María Fernanda Carvallo

 
Ambulantes sedentarios y formales

María Fernanda Carvallo, Gestor Comunitario de Mexico D.F.

 

Las calles del Centro Histórico de la Ciudad de México dan cabida a miles de ambulantes que sortean un ingreso diario para sus hogares. El ambulantaje tiene como antecedente un devenir histórico que ha creado una lucha desde 1930 por el combate al comercio en la calle; derivado de una serie de políticas urbanas que antepusieron el valor de los inmuebles históricos y valoraron el comercio como una actividad que atentaba la imagen del patrimonio. De acuerdo a Jérôme Monette, en La Memoria del seminario: El Ambulantaje en la Ciudad de México, este comercio parece crecer al mismo ritmo que la metrópoli y la población urbana, con una evidente presencia en el paisaje urbano por sus grandes concentraciones en esta zona de la ciudad y su dispersión por toda la metrópoli; el cual es visto como un símbolo del subdesarrollo, la pobreza, la ilegalidad e incompetencia política y disfuncionalidad urbana. No obstante el comercio en la vía pública no se puede reducir simplemente a la ilegalidad como si fuera símbolo de la informalidad.

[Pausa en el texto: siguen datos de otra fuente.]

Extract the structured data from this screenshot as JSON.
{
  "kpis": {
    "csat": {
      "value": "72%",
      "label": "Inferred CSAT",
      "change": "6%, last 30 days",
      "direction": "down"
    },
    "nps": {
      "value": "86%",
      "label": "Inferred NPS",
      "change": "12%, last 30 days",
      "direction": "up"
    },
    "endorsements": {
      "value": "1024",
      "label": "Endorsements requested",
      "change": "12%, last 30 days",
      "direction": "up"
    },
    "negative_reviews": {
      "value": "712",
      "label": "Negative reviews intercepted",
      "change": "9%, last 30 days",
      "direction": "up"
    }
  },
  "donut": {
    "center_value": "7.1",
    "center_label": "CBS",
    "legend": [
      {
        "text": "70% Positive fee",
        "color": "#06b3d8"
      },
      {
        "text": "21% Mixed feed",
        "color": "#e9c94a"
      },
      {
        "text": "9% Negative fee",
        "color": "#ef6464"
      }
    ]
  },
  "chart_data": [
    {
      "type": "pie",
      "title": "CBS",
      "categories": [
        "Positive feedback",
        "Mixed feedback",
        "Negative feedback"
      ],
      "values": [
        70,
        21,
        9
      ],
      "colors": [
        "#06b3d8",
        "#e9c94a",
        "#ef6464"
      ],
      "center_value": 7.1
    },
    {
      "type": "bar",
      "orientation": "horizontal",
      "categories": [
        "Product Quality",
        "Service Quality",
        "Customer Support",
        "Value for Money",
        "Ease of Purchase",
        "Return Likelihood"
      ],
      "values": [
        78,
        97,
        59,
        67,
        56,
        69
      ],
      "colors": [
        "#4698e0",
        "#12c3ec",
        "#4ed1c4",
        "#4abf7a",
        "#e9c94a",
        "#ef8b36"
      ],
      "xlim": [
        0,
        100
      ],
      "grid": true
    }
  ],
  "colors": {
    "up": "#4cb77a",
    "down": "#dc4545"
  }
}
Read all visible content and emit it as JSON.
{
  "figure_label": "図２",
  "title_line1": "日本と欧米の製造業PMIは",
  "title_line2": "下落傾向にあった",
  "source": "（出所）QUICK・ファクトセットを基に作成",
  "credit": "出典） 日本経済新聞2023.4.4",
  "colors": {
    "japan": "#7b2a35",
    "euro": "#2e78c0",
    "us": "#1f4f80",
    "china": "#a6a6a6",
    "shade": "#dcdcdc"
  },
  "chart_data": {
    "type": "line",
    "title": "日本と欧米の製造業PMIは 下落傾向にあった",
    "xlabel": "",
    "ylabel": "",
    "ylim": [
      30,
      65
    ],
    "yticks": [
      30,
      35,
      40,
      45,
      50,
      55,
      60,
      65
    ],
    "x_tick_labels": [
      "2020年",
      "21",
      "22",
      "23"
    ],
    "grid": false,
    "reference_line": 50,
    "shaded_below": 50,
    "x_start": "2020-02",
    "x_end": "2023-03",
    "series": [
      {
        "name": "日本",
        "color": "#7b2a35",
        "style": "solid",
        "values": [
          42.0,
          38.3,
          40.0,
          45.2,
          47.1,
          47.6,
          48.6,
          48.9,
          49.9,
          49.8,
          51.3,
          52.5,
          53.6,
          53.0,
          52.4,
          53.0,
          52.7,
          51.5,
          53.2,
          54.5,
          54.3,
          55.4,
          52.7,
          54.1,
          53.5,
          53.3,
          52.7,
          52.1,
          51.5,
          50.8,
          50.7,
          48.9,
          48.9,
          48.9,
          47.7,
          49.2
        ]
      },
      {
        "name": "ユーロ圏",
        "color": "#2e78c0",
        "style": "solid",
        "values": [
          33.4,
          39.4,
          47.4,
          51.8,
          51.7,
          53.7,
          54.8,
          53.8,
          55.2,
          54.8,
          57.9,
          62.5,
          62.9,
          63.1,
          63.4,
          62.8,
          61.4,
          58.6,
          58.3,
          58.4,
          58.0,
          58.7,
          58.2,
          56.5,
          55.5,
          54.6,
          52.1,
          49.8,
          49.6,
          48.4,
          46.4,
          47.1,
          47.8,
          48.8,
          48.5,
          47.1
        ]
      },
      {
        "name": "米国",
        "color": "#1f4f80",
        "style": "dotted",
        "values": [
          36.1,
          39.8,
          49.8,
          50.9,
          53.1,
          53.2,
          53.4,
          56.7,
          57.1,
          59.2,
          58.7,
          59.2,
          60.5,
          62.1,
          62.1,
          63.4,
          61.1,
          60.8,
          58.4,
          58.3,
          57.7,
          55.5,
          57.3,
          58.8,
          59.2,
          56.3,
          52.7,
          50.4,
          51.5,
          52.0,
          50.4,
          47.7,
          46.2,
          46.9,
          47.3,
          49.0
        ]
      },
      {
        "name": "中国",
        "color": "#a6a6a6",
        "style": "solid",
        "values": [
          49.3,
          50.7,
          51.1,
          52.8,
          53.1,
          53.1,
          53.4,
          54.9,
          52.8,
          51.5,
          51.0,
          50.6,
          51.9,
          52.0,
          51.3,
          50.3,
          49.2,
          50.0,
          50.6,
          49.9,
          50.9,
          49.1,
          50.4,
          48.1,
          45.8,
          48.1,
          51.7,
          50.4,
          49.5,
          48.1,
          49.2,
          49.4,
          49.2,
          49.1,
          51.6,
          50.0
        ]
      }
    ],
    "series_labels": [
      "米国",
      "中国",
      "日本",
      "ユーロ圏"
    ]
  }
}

En este contexto, en este año la Delegación Cuauhtémoc invertirá 10 millones de pesos para reubicar a ocho mil ambulantes en corredores comerciales para que ejerzan su actividad de manera formal, como parte de un programa de reordenamiento de la vía pública y espacios públicos. Entre los actores que presionan esta formalización del sector se encuentra la Cámara de Comercio y Servicios y Turismo en Pequeño de la Ciudad de México, CANACOPE, quién afirma que cada año el comercio informal causa el cierre de 4mil pequeños negocios en la ciudad.

Al igual que el gobierno delegacional de Cuauhtémoc, la administración anterior del Gobierno del Distrito Federal implementó la misma estrategia, cuyo éxito derivó de las negociaciones con las organizaciones representantes de vendedores ambulantes para lograr la reubicación de 25 mil personas en plazas comerciales. El proyecto estuvo acompañado del apoyo de la Secretaría del Trabajo para la generación de cooperativas, la otorgación de microcréditos para la actualización del predial de los locales comerciales y la difusión de los nuevos espacios entre los consumidores. No obstante también se recurrió a operativos policiacos para evitar que los comerciantes regresaran a las calles de la zona centro de la ciudad durante la migración a los espacios destinados. De esta experiencia al día de hoy, solamente dos terceras partes de los espacios comerciales destinados siguen operando, mientras que el resto de los ambulantes abandonaron los espacios.

En este sentido, la solución al ambulantaje va más allá de la reubicación, pues como afirma Jérôme Monette, este fenómeno es muestra de una economía de servicios de movilidad que además de los vendedores ambulantes involucra grandes compañías como las industrias del chicle y del dulce, los refrescos, la telefonía celular, los juguetes y discos, que ofrecen a los consumidores servicios móviles de manera directa a través del comercio en la vía pública.